Incompetência ou terroristas informáticos?
Parece que vamos ver cortar cabeças no Ministério da Justiça...
É evidente que algo funcionou mal no planeamento da operação e que a ministra da Justiça não foi devidamente informada nem do que se ia passar nem do que se estava a passar durante bastante tempo. Porque foi evidente que, durante bastante tempo, não percebeu a dimensão do problema.
Pessoalmente, não acredito nesta tese conspiracionista que tinha sido sugerida, e agora é anunciada, de que o falhanço da migração dos processos para o Citius tenha resultado de uma qualquer actuação deliberada de um, dois ou três funcionários do Ministério da Justiça que pretenderam reduzir a cinzas a maior reforma de Justiça desde a rainha D. Maria II.
Acredito que certamente se descobriram erros, omissões, falhas de informação ou faltas de actuação que teriam permitido evitar o que aconteceu.

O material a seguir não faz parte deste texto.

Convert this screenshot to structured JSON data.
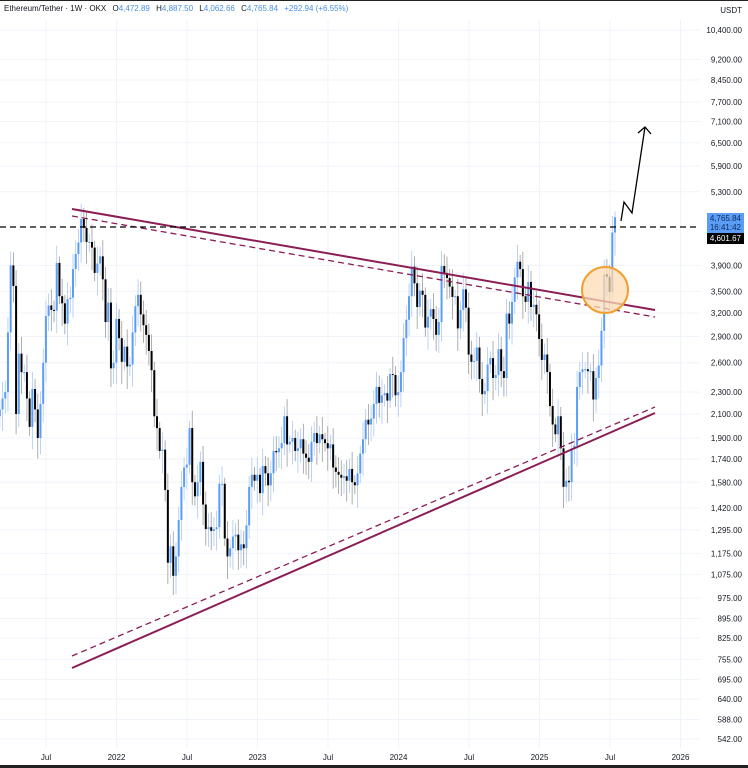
{
  "header": {
    "symbol": "Ethereum/Tether · 1W · OKX",
    "o_label": "O",
    "o": "4,472.89",
    "h_label": "H",
    "h": "4,887.50",
    "l_label": "L",
    "l": "4,062.66",
    "c_label": "C",
    "c": "4,765.84",
    "change": "+292.94 (+6.55%)"
  },
  "price_axis": {
    "unit": "USDT",
    "current_price": "4,765.84",
    "countdown": "16:41:42",
    "level_price": "4,601.67"
  },
  "colors": {
    "up": "#5b9cf6",
    "down": "#000000",
    "trendline": "#8b1d55",
    "highlight_fill": "#fddcb5",
    "highlight_stroke": "#f0a030"
  },
  "chart_data": {
    "type": "candlestick",
    "interval": "1W",
    "scale": "log",
    "grid": true,
    "ylim": [
      542,
      10400
    ],
    "yticks": [
      10400,
      9200,
      8450,
      7700,
      7100,
      6500,
      5900,
      5300,
      3900,
      3500,
      3200,
      2900,
      2600,
      2300,
      2100,
      1900,
      1740,
      1580,
      1420,
      1295,
      1175,
      1075,
      975,
      895,
      825,
      755,
      695,
      640,
      588,
      542
    ],
    "ytick_labels": [
      "10,400.00",
      "9,200.00",
      "8,450.00",
      "7,700.00",
      "7,100.00",
      "6,500.00",
      "5,900.00",
      "5,300.00",
      "3,900.00",
      "3,500.00",
      "3,200.00",
      "2,900.00",
      "2,600.00",
      "2,300.00",
      "2,100.00",
      "1,900.00",
      "1,740.00",
      "1,580.00",
      "1,420.00",
      "1,295.00",
      "1,175.00",
      "1,075.00",
      "975.00",
      "895.00",
      "825.00",
      "755.00",
      "695.00",
      "640.00",
      "588.00",
      "542.00"
    ],
    "xtick_labels": [
      "Jul",
      "2022",
      "Jul",
      "2023",
      "Jul",
      "2024",
      "Jul",
      "2025",
      "Jul",
      "2026"
    ],
    "first_week": "2021-03-22",
    "first_open": 1790,
    "last_candle": {
      "open": 4472.89,
      "high": 4887.5,
      "low": 4062.66,
      "close": 4765.84
    },
    "weekly_close": [
      1690,
      2080,
      2140,
      2240,
      2300,
      2950,
      3900,
      3580,
      2100,
      2700,
      2500,
      2500,
      2240,
      1990,
      2330,
      2140,
      1900,
      2190,
      2600,
      3160,
      3300,
      3240,
      3230,
      3940,
      3430,
      3330,
      3060,
      3390,
      3410,
      3840,
      4090,
      4290,
      4730,
      4560,
      4300,
      4300,
      4200,
      3780,
      3930,
      4050,
      3680,
      3080,
      3340,
      2540,
      2600,
      3120,
      2880,
      2610,
      2780,
      2560,
      2580,
      2950,
      3290,
      3450,
      3180,
      3040,
      2920,
      2730,
      2520,
      2080,
      1980,
      1800,
      1810,
      1530,
      1130,
      1210,
      1070,
      1160,
      1350,
      1550,
      1680,
      1700,
      1980,
      1580,
      1490,
      1580,
      1720,
      1440,
      1300,
      1310,
      1290,
      1300,
      1310,
      1570,
      1570,
      1250,
      1160,
      1200,
      1260,
      1270,
      1190,
      1220,
      1200,
      1320,
      1550,
      1630,
      1590,
      1630,
      1510,
      1690,
      1640,
      1560,
      1640,
      1800,
      1790,
      1820,
      1860,
      2080,
      1850,
      1870,
      1900,
      1800,
      1820,
      1890,
      1780,
      1750,
      1720,
      1870,
      1940,
      1860,
      1930,
      1890,
      1860,
      1820,
      1850,
      1680,
      1650,
      1630,
      1610,
      1620,
      1590,
      1670,
      1580,
      1560,
      1640,
      1780,
      1890,
      2050,
      2010,
      2060,
      2190,
      2350,
      2200,
      2270,
      2290,
      2220,
      2480,
      2470,
      2270,
      2300,
      2500,
      2880,
      3110,
      3430,
      3880,
      3620,
      3280,
      3510,
      3450,
      3010,
      3150,
      3250,
      3120,
      2920,
      3080,
      3890,
      3780,
      3700,
      3570,
      3420,
      3430,
      3000,
      3240,
      3530,
      3270,
      2690,
      2610,
      2620,
      2770,
      2430,
      2280,
      2310,
      2580,
      2650,
      2440,
      2470,
      2750,
      2510,
      2440,
      3190,
      3060,
      3350,
      3710,
      3960,
      3840,
      3430,
      3350,
      3640,
      3280,
      3310,
      3180,
      2870,
      2630,
      2690,
      2500,
      2170,
      2010,
      1930,
      2080,
      1820,
      1550,
      1590,
      1580,
      1820,
      1840,
      2350,
      2500,
      2530,
      2530,
      2510,
      2510,
      2230,
      2440,
      2570,
      2970,
      3760,
      3720,
      3490,
      4472.89,
      4765.84
    ]
  }
}
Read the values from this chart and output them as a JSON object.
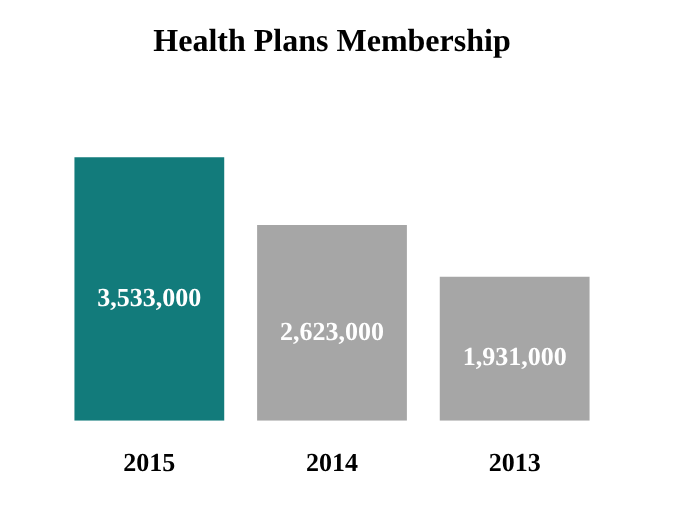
{
  "chart_data": {
    "type": "bar",
    "title": "Health Plans Membership",
    "categories": [
      "2015",
      "2014",
      "2013"
    ],
    "values": [
      3533000,
      2623000,
      1931000
    ],
    "colors": [
      "#127b7b",
      "#a6a6a6",
      "#a6a6a6"
    ],
    "value_labels": [
      "3,533,000",
      "2,623,000",
      "1,931,000"
    ]
  }
}
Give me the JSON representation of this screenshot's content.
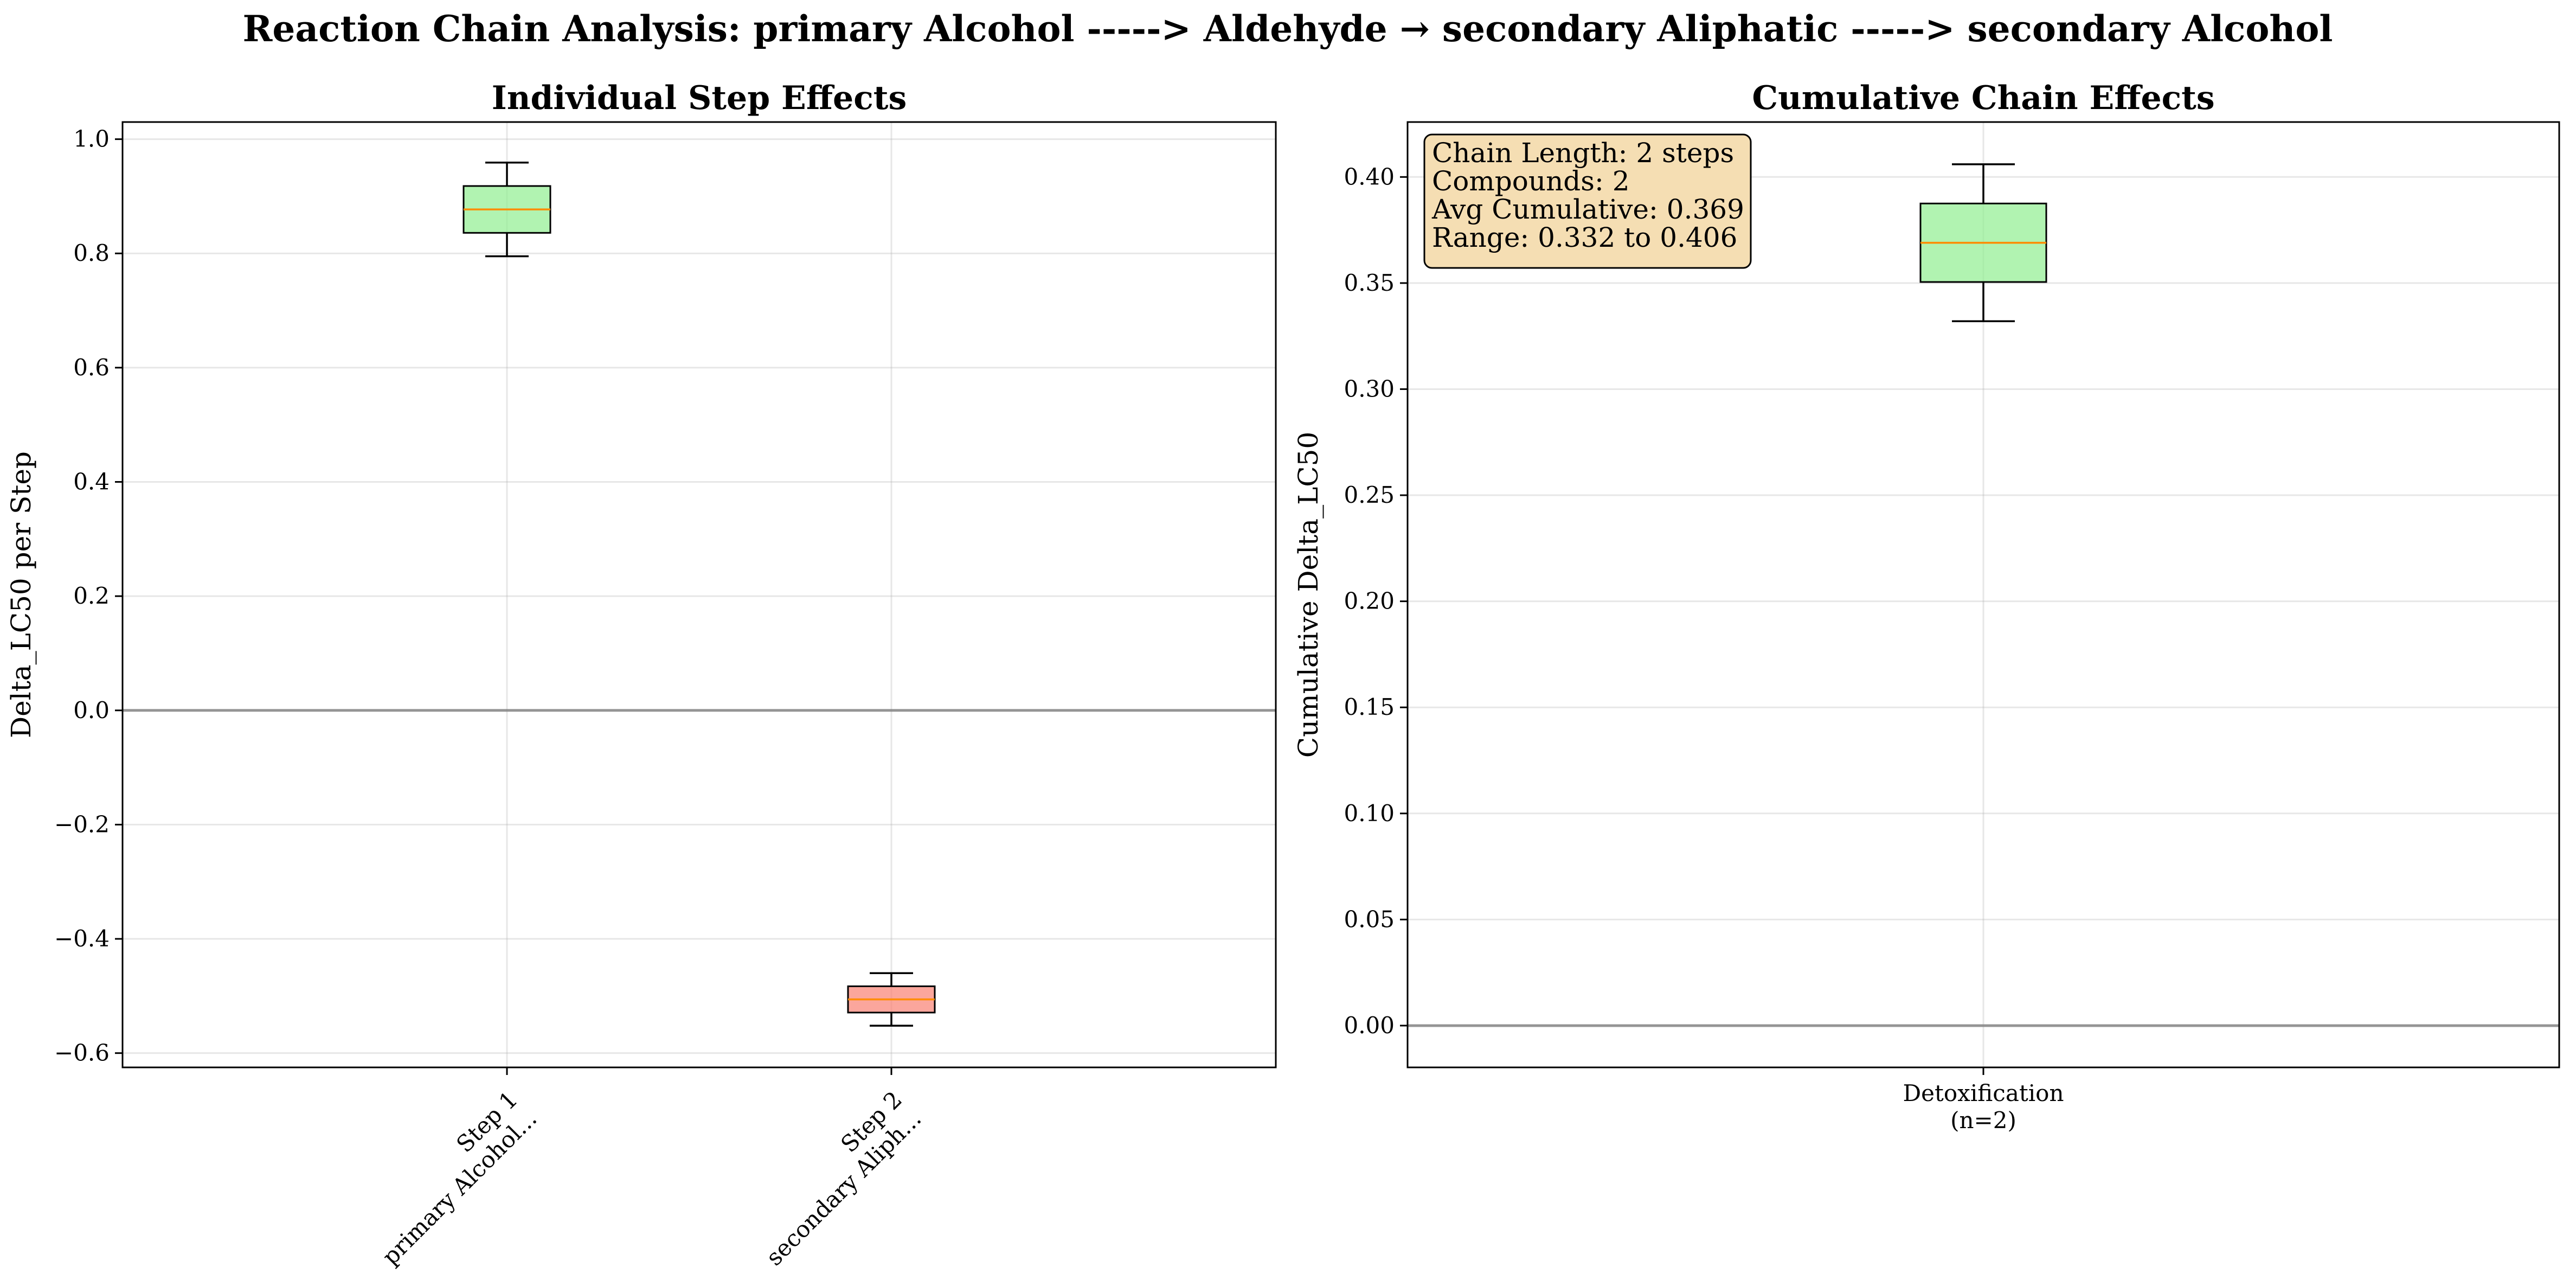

Como não tenho dúvidas de que quem analisar a actuação dos responsáveis do Banco de Portugal em relação ao BES/GES/BESA não deixará de descobrir erros, omissões, falhas de informação ou faltas de actuação que teriam permitido evitar o que aconteceu.
Somos, de resto, um país de omissões, em que o melhor é estar calado, não “levantar ondas”, não colocar em causa o que é dito e feito pelos que têm o poder. Mesmo os fortes são fracos perante os mais fortes. Somos ensinados a ser, senão submissos, pelo menos manhosos. Felizmente, esta mentalidade, que ainda prevalece em largos sectores da sociedade, já é rejeitada também por muitos dos nossos concidadãos que entendem que é preciso falar, denunciar e actuar para melhorar a nossa vida em sociedade.
O Tribunal da Relação do Porto, no passado dia 8 do corrente mês, veio reforçar a corrente dos portugueses que acham que vale a pena desafiar os poderes instituídos, que vale a pena falar quando achamos que temos razão.
Num qualquer instituto profissional, um grupo de alunas que não estavam contentes com a actuação de um professor escreveram uma queixa à provedora do aluno em que, descrevendo alguns comportamentos deste, afirmavam que era um mau professor, um mau avaliador, preconceituoso, machista, elitista, e que não contribuía para o bom funcionamento e desenvolvimento das aulas e dos alunos em geral.
O professor ficou muito ofendido, queixou-se em tribunal e o Ministério Público defendeu que as alunas deviam ser julgadas pelo crime de difamação, já que as expressões usadas punham em causa, de modo intolerável, a consideração devida ao professor. O juiz de Bragança rejeitou a acusação, por não ver na actuação das alunas indícios de crime que justificassem levá-las a julgamento. Sempre atento aos bons costumes e esquecido das instruções que deve ter recebido para ter em atenção as decisões do Tribunal Europeu dos Direitos Humanos sobre esta matéria, o Ministério Público brigantino recorreu para o Tribunal da Relação do Porto, insistindo na necessidade de ver aquelas insubmissas alunas julgadas criminalmente.
Mas não teve sorte: os juízes desembargadores Pedro Vaz Pato e Eduarda Lobo explicaram que “dizer de um professor que o mesmo é mau professor ou bom professor, bom avaliador ou mau avaliador, ainda que desagradável, desprimoroso ou rude, não é ofensivo da honra e consideração do mesmo” e, quanto às expressões “preconceituoso, machista, elitista”, seria sempre necessário ter em conta o enquadramento dos factos.
As alunas em causa não se tinham dedicado a adjectivar o professor deste modo gratuitamente e descontextualizadamente. Tinham escrito uma carta fundamentada e tinham-se identificado devidamente. As expressões em causa eram “uma mera decorrência dos factos que alegaram, diga-se, no uso de um direito que lhes assiste, que é o de fazerem exposições/reclamações/sugestões perante o provedor do aluno, que certamente terá sido criado para o efeito”.
É certo que o processo disciplinar movido contra o professor fora arquivado, mas apenas por força do princípio do in dubio pro reo, isto é, por se ter considerado que a prova indicada pelo professor tinha abalado a prova indicada pelas alunas e, na dúvida, havia que absolver disciplinarmente o professor, “mas nunca por se ter concluído que a reclamação/queixa das alunas fosse manifestamente infundada”.
Por isso mesmo, os juízes desembargadores mantiveram o arquivamento da queixa. Vivemos num Estado de Direito democrático em que os cidadãos têm o direito de manifestar as suas opiniões, que não são verdadeiras nem falsas, são meras opiniões, só sendo censuráveis no caso de não serem minimamente fundamentadas, o que não era o caso.